« Laura » : le fantôme qui vous hante

Il aura fallu que le sort s’en mêle pour qu’Otto Preminger puisse donner corps à Laura. Mis à l’index par ce diable de Darryl F. Zanuck, le réalisateur d’origine autrichienne ne devra sa réhabilitation qu’aux prises calamiteuses de Rouben Mamoulian, initialement aux commandes du métrage. Un revirement heureux, qui permit au cinéaste d’accoucher d’une œuvre-phare, à la croisée du thriller noir et du mélodrame.

La couleur est annoncée d’entrée de jeu, sans circonlocutions. Le générique d’ouverture défile sur le portrait imposant de feu Laura Hunt, une jeune publiciste rayonnante, au charme envoûtant, qui s’était fait un nom dans la haute société new-yorkaise. Un fantôme sur lequel porte une enquête criminelle et qui, bientôt, ensorcèlera le détective chargé de l’affaire.
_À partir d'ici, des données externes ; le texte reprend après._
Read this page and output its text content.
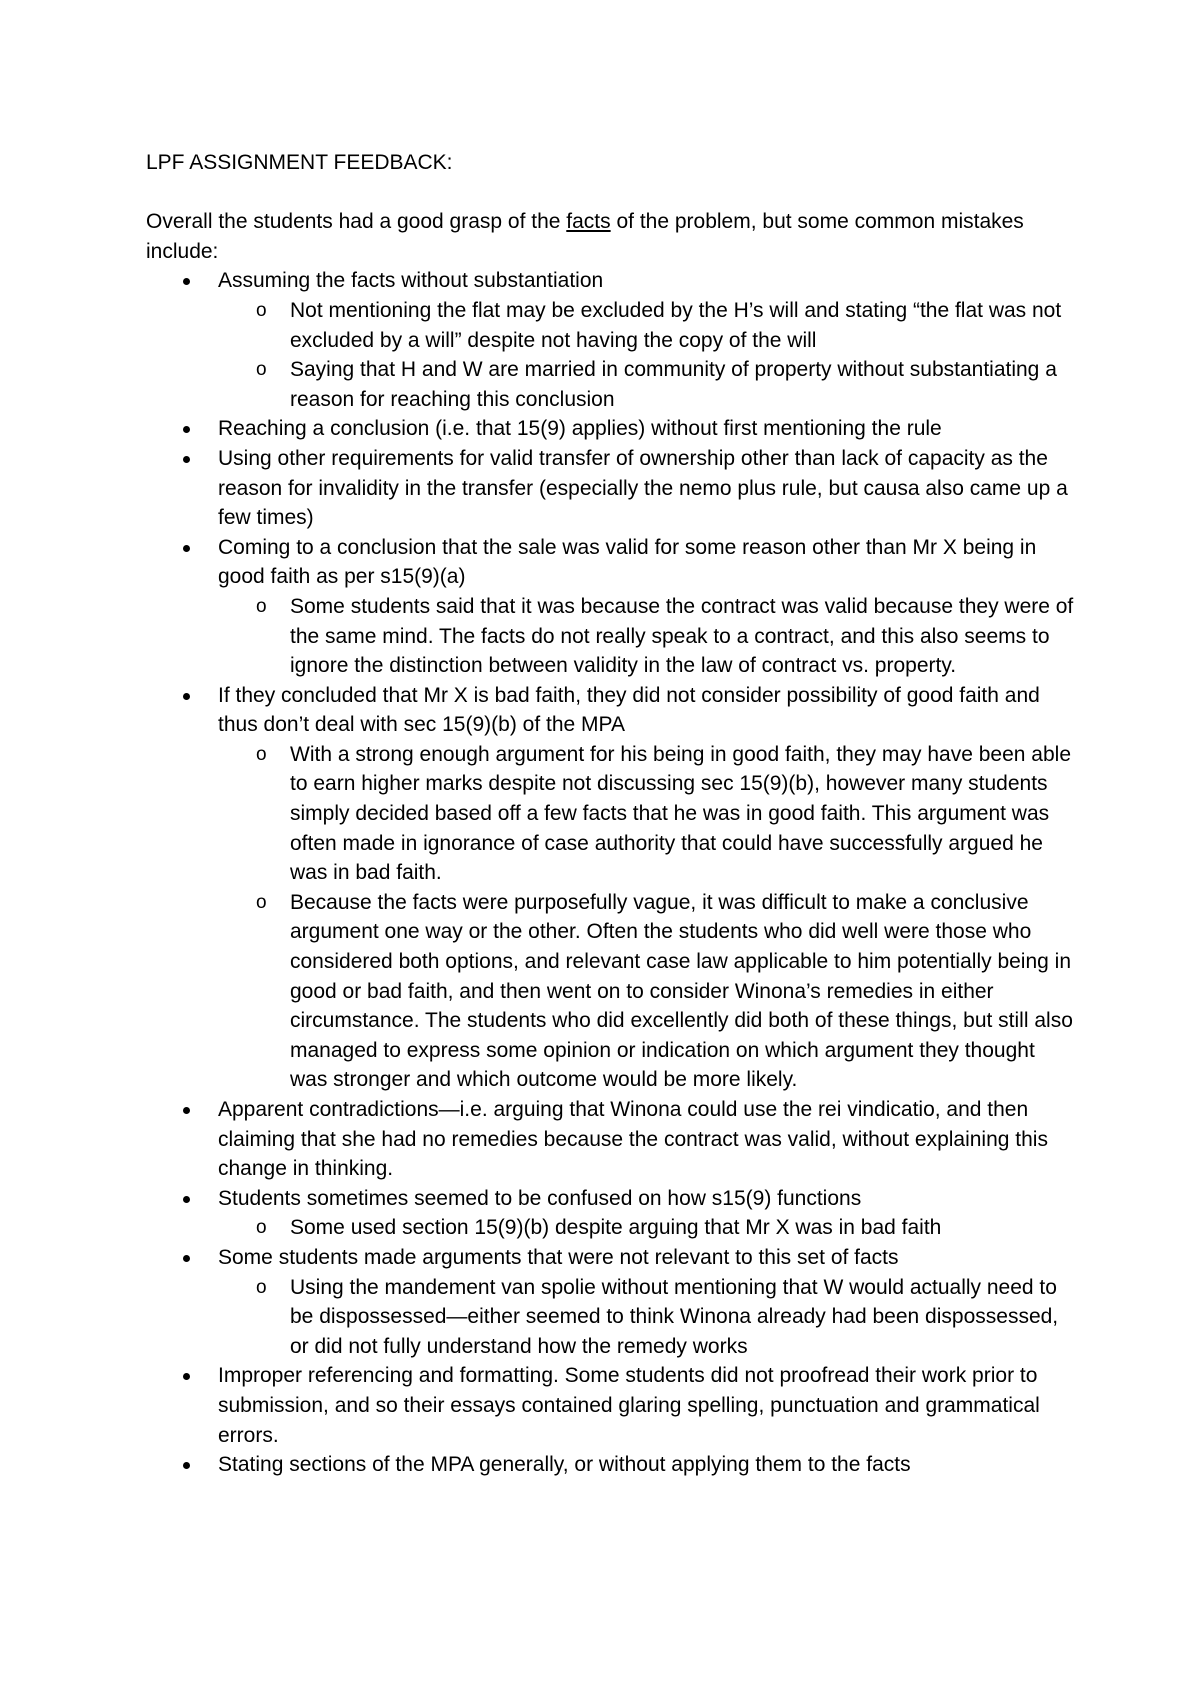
LPF ASSIGNMENT FEEDBACK:

Overall the students had a good grasp of the facts of the problem, but some common mistakes include:

Assuming the facts without substantiation
o Not mentioning the flat may be excluded by the H’s will and stating “the flat was not excluded by a will” despite not having the copy of the will
o Saying that H and W are married in community of property without substantiating a reason for reaching this conclusion
Reaching a conclusion (i.e. that 15(9) applies) without first mentioning the rule
Using other requirements for valid transfer of ownership other than lack of capacity as the reason for invalidity in the transfer (especially the nemo plus rule, but causa also came up a few times)
Coming to a conclusion that the sale was valid for some reason other than Mr X being in good faith as per s15(9)(a)
o Some students said that it was because the contract was valid because they were of the same mind. The facts do not really speak to a contract, and this also seems to ignore the distinction between validity in the law of contract vs. property.
If they concluded that Mr X is bad faith, they did not consider possibility of good faith and thus don’t deal with sec 15(9)(b) of the MPA
o With a strong enough argument for his being in good faith, they may have been able to earn higher marks despite not discussing sec 15(9)(b), however many students simply decided based off a few facts that he was in good faith. This argument was often made in ignorance of case authority that could have successfully argued he was in bad faith.
o Because the facts were purposefully vague, it was difficult to make a conclusive argument one way or the other. Often the students who did well were those who considered both options, and relevant case law applicable to him potentially being in good or bad faith, and then went on to consider Winona’s remedies in either circumstance. The students who did excellently did both of these things, but still also managed to express some opinion or indication on which argument they thought was stronger and which outcome would be more likely.
Apparent contradictions—i.e. arguing that Winona could use the rei vindicatio, and then claiming that she had no remedies because the contract was valid, without explaining this change in thinking.
Students sometimes seemed to be confused on how s15(9) functions
o Some used section 15(9)(b) despite arguing that Mr X was in bad faith
Some students made arguments that were not relevant to this set of facts
o Using the mandement van spolie without mentioning that W would actually need to be dispossessed—either seemed to think Winona already had been dispossessed, or did not fully understand how the remedy works
Improper referencing and formatting. Some students did not proofread their work prior to submission, and so their essays contained glaring spelling, punctuation and grammatical errors.
Stating sections of the MPA generally, or without applying them to the facts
À qui doit-on la décharge de chevrotine mortelle ?  Un fiancé fourbe et désargenté ?  Un chroniqueur mondain obséquieux, dont le feu sacré peine à dissimuler l’intempérance ?  Une connaissance plus ou moins proche aux griefs irrémissibles ?  Une tierce personne, dont les liens avec la victime resteraient à déterminer ?  La ligne directrice est posée ; il convient à présent de l’étoffer.

Tuer par amour

Raffinement et orfèvrerie pourraient être les maîtres mots d’Otto Preminger. Promouvant une mise en scène faisant sens, répandant les tirades bien troussées à la manière de l’encre dans l’eau, il explore avec acuité les ambiguïtés humaines et se livre à une satire glaçante des milieux intellectuels. Bâti sur une succession de flashbacks, Laura n’a rien d’une promenade en terrain connu : des portraits vertigineux, au bord de l’abîme, enflent, s’agencent et se délient selon une narration déconstruite, sublimée par une caméra efficiente et l’imagerie dûment oscarisée de Joseph LaShelle.

Sans fourrager ni barguigner, Preminger dépeint un amour secret, une vie par procuration, un meurtre par dépit. Sa fable, tirée d’un roman, prend les allures d’un code de mauvaise conduite aux emphases hitchcockiennes, qui serait dicté par une possessivité macabre. Bercé par les partitions hypnotisantes de David Raksin, ce chef-d’œuvre crépusculaire et inexorable s’appréhendera à jamais comme la rencontre de l’éclat et du terreux, une danse à deux spectres portée par les compositions épatantes de Gene Tierney et Clifton Webb.